Fork is slow in Windows. In unix, having lots of processes crowds ps (creates disincentive) and if you want to effectively manage a tree of threads you have to do fiddly work managing a thread group and (if you want to be fast) wrapping your head and software around shared memory IPC.
I think that if support for multiple processes in mainstream processes was more effective than it is, we'd both spend less time worrying about threads and write more stable software.
* sharing memory - sometimes you have lots of immutable data, like modules, graphs, whatnot. Yes, there is copy-on-write and no, it doesn't work well on any python implementation out there. Also sometimes it's mostly-immutable data, but not quite.
* serializing lots of data is a mess and even if feasible is usually a big performance hit if you want to exchange actual objects.
With Plan 9's rfork() (and linux's less nice clone()), you can create new processes that share the memory of the old process, which addresses those two answers. Though, I'm not sure if this reinforces OP's point or just indicates that the distinction between threads and processes can be fuzzy.
RFMEM If set, the child and the parent will share data and bss segments. Otherwise, the child inherits a copy of those segments. Other segment types, in particular stack segments, will be unaffected. May be set only with RFPROC.

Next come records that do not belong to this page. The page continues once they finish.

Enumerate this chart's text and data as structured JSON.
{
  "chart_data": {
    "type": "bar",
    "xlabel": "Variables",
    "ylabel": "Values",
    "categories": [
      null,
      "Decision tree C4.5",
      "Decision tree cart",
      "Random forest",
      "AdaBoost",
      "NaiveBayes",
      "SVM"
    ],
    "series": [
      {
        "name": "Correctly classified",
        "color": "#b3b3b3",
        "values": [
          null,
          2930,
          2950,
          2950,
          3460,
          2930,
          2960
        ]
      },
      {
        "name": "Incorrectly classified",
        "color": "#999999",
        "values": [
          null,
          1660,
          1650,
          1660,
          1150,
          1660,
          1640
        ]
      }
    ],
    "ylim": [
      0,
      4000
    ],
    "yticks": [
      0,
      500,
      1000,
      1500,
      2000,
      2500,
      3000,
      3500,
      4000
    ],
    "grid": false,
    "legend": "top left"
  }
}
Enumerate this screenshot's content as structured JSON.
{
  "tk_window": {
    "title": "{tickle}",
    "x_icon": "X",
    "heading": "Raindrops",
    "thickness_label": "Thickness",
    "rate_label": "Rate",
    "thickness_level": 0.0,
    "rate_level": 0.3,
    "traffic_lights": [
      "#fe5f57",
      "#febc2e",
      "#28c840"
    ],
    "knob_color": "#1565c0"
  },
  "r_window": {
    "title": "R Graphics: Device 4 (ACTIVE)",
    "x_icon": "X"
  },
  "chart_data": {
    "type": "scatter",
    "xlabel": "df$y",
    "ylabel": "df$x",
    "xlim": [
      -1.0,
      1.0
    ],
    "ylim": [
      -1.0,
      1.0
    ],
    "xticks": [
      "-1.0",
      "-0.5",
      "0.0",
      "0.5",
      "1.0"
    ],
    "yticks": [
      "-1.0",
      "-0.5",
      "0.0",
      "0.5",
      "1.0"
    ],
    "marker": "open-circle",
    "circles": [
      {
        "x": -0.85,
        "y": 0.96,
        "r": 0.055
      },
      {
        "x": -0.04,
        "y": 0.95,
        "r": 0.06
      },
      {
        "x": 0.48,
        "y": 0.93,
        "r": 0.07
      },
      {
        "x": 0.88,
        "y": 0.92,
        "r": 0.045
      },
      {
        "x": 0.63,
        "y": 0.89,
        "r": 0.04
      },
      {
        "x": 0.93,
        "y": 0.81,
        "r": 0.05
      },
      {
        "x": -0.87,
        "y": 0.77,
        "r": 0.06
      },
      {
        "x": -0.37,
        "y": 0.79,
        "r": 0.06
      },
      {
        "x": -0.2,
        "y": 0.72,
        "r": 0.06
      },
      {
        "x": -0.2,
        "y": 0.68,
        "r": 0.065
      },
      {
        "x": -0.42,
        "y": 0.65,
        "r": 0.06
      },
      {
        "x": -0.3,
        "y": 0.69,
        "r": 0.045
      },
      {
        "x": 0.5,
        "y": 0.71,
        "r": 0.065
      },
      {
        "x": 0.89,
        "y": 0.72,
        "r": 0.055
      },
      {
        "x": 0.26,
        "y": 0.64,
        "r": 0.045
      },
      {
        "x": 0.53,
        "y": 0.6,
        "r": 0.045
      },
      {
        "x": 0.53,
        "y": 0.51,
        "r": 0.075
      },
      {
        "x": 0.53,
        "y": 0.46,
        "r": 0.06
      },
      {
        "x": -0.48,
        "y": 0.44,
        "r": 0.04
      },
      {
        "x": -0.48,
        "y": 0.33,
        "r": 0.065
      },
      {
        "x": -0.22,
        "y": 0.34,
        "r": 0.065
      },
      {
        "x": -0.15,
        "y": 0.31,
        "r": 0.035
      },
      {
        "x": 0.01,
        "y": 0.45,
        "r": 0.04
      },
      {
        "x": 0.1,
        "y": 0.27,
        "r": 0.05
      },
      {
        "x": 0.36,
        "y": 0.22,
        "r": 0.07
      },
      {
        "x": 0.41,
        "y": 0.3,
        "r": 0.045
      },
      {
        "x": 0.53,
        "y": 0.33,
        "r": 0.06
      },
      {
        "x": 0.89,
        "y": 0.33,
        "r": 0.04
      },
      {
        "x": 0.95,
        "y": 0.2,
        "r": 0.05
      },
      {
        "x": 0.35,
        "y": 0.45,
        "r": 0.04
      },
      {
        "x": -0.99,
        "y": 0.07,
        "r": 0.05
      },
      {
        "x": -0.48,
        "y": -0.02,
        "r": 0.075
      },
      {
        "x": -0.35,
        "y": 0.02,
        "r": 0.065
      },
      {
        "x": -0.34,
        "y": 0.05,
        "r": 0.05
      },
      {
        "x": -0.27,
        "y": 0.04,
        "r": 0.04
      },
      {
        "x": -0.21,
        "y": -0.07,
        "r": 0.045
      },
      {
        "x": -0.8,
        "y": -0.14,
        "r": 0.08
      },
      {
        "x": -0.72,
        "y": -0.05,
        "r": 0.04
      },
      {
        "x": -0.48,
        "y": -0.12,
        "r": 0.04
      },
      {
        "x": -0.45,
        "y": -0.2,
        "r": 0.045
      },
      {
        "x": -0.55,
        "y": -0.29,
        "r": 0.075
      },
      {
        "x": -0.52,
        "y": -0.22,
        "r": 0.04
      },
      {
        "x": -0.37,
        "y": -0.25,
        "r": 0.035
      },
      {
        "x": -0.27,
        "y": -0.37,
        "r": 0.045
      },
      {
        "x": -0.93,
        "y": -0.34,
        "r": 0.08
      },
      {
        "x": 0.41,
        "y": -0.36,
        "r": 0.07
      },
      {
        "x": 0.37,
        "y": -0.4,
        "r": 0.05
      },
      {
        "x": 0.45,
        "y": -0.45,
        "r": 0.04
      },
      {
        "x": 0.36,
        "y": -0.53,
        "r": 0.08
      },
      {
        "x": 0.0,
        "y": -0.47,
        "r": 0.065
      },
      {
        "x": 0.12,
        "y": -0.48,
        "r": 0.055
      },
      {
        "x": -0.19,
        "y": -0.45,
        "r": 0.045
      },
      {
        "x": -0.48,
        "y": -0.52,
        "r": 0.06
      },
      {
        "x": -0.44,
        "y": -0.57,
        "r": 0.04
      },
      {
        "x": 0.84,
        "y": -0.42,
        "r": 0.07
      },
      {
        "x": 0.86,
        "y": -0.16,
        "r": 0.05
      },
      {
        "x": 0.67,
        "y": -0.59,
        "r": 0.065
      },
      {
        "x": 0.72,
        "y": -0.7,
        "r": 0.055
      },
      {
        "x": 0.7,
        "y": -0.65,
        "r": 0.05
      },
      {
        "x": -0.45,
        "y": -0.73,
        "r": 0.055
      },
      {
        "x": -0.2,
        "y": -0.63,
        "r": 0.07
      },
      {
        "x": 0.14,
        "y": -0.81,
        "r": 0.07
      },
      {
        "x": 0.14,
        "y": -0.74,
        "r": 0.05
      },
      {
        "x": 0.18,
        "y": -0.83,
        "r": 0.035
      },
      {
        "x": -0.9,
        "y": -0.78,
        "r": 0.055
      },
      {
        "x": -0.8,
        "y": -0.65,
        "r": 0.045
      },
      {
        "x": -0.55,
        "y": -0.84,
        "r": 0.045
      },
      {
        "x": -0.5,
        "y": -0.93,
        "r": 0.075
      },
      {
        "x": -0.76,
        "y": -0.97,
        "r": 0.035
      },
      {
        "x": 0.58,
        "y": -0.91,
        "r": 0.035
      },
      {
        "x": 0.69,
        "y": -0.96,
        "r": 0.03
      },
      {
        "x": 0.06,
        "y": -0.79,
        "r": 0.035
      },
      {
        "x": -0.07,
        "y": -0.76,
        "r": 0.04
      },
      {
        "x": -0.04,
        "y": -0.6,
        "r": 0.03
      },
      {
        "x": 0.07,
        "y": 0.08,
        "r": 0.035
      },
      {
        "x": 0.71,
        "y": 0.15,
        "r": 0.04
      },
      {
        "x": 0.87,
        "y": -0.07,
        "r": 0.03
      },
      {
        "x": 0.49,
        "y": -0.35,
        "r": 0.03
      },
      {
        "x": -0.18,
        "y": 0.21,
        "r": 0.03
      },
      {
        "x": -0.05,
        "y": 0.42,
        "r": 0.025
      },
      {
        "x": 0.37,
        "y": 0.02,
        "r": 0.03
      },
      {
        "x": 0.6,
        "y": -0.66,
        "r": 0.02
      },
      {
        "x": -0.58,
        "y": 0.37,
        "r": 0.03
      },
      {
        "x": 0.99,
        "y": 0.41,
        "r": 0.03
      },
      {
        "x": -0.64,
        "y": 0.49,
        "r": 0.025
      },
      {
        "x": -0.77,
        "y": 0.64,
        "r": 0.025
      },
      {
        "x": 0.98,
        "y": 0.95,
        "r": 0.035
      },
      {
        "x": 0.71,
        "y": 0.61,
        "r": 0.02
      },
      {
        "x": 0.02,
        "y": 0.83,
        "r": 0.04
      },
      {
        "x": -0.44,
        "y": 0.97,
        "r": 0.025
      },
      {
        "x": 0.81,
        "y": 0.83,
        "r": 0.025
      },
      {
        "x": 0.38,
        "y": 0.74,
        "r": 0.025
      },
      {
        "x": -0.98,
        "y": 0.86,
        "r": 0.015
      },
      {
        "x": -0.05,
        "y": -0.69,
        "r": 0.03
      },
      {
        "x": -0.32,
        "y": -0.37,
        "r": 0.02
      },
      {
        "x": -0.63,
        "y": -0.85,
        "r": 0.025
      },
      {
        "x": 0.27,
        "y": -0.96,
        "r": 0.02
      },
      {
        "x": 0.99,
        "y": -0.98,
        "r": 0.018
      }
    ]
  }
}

So, it basically is a way to start a process that shares all its globals (including static variables, I think) with another process, but not other memory. That is more secure than having threads, but also more restricted, as one cannot share heap-allocated structures between such processes. I guess this feature gets used most in Fortran code where nothing gets allocated dynamically.
It also makes it easier to selective kill a thread of execution from the command line, but I do not see when that might be useful.
I think you're wrong, reasoning in the wrong direction. I think that green threads / fibers / lightweight threads are going to replace threads. Haskell uses them, for example. They are much more lightweight, you can get additional correctness guarantees from them (1: bind the "runner" threads to specific CPUs, you have to worry about memory fences less, 2: if other fibers that use the same resources run on the same "runner" thread, you can "lock" shared data simply by preventing a (lightweight) context switch), the only problem is that they are hard to implement in C(++) (you need stack switching if you want to be reasonably fast), so not many compilers/interpreters implement them.
I see this sentiment everywhere. Processes don't solve every problem, nor do threads, and nor do fibers. They're each useful in different places.
Despite the GIL, threads are still useful in Python for handling asynchronous operations. One or more threads pull items off a work queue, process them, and then put the results somewhere else. The GIL is a problem only when operations are CPU-bound, but Python is pretty damn slow at that anyway. Alternatively, you can sidestep the GIL by creating a thread in a C extension that does the heavy-lifting, then calls back into Python with the result.
Fork doesn't work for much in python; for example if you want to create a bunch of data and then fork a bunch of processes to calculate stuff using the data (say the data is a bunch of word count indexes or something), you can't even read the data from the python processes without triggering copy-on-write. This is because all these little reference counts are scattered throughout the data and they get changed just by reading.
I find it strange that more attention hasn't been paid to the more obvious path: Multiple interpreters in one process. You can safely run a separate Python interpreter in each thread of a process. More overhead than threading, but less than multiprocessing, and takes care of both the Windows forking problem and the general unix "housekeeping" problem.
Fork is slow in Windows. In unix, having lots of processes crowds ps (creates disincentive) and if you want to effectively manage a tree of threads you have to do fiddly work managing a thread group and (if you want to be fast) wrapping your head and software around shared memory IPC.
I think that if support for multiple processes in mainstream processes was more effective than it is, we'd both spend less time worrying about threads and write more stable software.